The British Esports Association, the not-for-profit organisation set up to promote and support grassroots esports, has announced changes to its British Esports Championships for students aged 12 and above.
For the first time, secondary schools and further education (FE) colleges in the UK and Ireland will now be able to face one another in the same league. Previously, the school championships were separate to the college championships.
The changes will come into effect from the Winter 2019 Season, which starts on the week beginning October 14th and runs until the week ending December 13th. Teams can sign up to participate here.
The British Esports Championships consist of two seasons of organised competitive PC-gaming each year: Winter 2019 and Spring 2020. The winner of each season will once again face one another at the live grand finals at the Insomnia Gaming Festival in April.
The 2018/2019 winners received jerseys, trophies and professional-level coaching, as well as some in-game goodies – for example our League of Legends winners received the rare Triumphant Ryze skins and coaching from Excel Esports at Twickenham Stadium.
Tom Dore, British Esports Association Head of Education, commented: “Esports is open to everyone. By bringing schools and colleges together, we are not segregating by age, but promoting inclusivity, giving young talent a greater challenge – and being more mindful of our finalists’ on-stage time.
“With three age-appropriate games in our Championships – League of Legends, Overwatch and Rocket League – this meant that there were previously six separate Championships and six finals come the end of the season. By amalgamating schools and colleges, not only does this make the Championships more exciting with more participants, it also means we can accommodate more on-stage finals and focus on providing a better quality tournament.

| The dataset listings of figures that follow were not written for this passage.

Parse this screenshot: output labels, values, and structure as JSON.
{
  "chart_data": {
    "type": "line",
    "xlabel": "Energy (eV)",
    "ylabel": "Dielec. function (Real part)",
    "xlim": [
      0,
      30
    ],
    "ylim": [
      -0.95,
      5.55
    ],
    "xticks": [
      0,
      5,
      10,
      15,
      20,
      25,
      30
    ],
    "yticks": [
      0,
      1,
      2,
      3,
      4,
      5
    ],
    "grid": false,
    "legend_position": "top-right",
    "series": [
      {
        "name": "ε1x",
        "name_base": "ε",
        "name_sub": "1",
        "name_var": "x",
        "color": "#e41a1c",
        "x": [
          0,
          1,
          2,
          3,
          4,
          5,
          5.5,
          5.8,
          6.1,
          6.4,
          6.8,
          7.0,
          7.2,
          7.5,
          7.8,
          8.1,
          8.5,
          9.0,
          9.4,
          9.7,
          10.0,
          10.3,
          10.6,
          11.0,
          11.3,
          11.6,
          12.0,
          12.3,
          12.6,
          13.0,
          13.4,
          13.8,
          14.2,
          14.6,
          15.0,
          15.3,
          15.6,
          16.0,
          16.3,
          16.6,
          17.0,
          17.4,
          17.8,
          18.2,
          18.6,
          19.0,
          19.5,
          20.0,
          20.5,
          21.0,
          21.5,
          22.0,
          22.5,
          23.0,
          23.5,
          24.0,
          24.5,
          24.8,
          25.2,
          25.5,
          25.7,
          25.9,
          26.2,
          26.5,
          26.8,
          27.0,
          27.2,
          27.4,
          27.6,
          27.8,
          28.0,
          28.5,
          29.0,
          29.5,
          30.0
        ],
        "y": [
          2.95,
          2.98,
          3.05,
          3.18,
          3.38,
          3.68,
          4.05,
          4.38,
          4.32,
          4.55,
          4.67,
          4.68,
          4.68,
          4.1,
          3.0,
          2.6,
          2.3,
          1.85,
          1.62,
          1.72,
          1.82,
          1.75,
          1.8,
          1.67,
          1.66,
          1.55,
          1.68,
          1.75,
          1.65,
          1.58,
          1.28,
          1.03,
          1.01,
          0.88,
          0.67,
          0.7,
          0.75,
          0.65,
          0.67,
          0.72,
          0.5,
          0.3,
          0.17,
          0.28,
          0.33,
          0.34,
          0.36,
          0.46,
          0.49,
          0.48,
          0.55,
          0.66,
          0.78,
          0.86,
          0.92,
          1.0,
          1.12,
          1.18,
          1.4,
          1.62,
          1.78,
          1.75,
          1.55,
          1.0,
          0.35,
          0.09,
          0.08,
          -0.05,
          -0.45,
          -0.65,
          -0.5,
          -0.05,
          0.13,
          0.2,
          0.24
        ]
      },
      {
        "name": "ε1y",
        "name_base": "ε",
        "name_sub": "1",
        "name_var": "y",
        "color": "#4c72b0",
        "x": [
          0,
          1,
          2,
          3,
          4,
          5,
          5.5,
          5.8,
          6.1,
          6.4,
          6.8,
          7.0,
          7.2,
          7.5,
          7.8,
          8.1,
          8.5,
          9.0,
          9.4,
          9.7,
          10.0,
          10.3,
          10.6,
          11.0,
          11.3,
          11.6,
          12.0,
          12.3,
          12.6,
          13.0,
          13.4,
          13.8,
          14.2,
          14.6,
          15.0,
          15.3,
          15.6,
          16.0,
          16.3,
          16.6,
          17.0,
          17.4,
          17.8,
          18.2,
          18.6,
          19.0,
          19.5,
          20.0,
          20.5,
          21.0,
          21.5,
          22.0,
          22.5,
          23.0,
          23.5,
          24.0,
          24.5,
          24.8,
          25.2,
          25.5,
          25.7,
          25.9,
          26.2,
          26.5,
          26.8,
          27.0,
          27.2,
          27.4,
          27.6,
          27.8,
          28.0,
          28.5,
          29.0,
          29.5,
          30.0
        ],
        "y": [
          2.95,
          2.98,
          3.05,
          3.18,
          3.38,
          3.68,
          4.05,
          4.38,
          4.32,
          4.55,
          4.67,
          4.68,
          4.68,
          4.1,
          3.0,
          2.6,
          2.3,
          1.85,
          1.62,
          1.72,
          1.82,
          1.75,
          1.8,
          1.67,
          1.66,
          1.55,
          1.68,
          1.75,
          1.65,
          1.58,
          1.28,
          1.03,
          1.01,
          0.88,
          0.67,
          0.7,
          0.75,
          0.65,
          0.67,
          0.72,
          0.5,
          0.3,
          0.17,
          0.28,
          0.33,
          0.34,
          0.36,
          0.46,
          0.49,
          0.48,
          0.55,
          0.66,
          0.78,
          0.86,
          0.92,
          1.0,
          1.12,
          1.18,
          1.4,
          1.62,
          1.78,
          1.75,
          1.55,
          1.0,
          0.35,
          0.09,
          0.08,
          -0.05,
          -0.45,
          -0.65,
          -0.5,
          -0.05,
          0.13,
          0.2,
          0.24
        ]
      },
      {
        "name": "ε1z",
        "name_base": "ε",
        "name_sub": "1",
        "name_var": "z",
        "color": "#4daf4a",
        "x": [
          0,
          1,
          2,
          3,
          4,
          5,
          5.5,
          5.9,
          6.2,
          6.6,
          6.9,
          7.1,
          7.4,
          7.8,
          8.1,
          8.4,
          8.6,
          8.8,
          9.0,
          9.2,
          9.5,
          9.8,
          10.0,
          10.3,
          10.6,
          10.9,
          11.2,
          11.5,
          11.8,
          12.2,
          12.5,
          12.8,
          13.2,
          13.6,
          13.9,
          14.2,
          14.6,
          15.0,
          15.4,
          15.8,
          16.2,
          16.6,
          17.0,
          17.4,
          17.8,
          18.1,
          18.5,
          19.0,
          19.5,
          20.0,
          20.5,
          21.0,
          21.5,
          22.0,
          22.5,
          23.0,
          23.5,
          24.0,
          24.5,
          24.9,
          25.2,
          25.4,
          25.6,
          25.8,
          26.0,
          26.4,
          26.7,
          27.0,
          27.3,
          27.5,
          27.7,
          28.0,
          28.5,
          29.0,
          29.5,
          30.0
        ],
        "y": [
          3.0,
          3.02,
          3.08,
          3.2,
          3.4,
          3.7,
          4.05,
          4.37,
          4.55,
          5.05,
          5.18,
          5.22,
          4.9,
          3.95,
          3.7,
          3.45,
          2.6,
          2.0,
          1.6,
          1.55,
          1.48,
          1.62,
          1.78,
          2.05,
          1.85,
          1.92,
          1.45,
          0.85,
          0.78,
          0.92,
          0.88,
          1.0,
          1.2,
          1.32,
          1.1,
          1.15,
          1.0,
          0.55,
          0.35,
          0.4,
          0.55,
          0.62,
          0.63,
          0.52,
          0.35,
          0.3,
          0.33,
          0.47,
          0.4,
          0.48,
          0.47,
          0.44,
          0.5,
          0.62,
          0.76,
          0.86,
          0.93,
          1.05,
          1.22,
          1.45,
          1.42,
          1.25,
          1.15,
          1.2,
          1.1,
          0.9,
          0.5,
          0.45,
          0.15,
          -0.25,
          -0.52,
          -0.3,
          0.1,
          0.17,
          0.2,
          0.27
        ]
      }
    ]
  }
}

“I’m delighted to announce that all of our eventual 2019-2020 finalists will have on-stage matches in spring 2020 at the Insomnia66 Gaming Festival at the Birmingham NEC.”
The British Esports Association has once again partnered with the Twitch Student Program, AoC Sport (part of the Association of Colleges) and epic.LAN for the Championships, which allow students to represent their schools and colleges in weekly matches every Wednesday afternoon.
There will be a separate announcement on our Championships for Alternative Provision (AP) schools at a later date.
Esports is an exciting team activity proven to help improve character development, social skills, behaviour and cognition, as well as leadership and communication skills – and even attendance levels. It also has links to computing education, STEM subjects and the development of digital skills and can help students forge a career in gaming or the growing tech and digital industries.
The first season began in October 2018 and the Spring 2019 Grand Finals took place in April 2019 at Insomnia Gaming Festival.
Mark Ward, Head of Computer Science, Business and Vocational Studies Faculty at St. John Fisher Catholic Voluntary Academy, who takes part in the Championships, said: “Being involved in the British Esports Association Championships last year created a huge buzz around school and allowed students to represent their school, who otherwise may not have had the opportunity to do so.
“We started Season 1 with one squad per game and as momentum grew, by Season 2 our squad had pretty much doubled in size. This is only going to grow further looking ahead to the start of the new season.
“Esports allows pupils to develop soft skills such as teamwork, problem solving, working under pressure and communication all whilst ‘playing games’ and this exciting world is open to everyone – we currently have pupils from years 10 to 13 in our squad, all working together. I’m not sure there are other school-based more traditional sports that allow pupils from different age brackets to compete like this.”
Schools and colleges are able to enter multiple teams into the Championships. The entry fee for the British Esports Championships is £25 per school or college for the 2019/20 academic year, plus £5 per team, per game, per season. For example, if a school wanted to enter one Rocket League team for both seasons, this would be £35.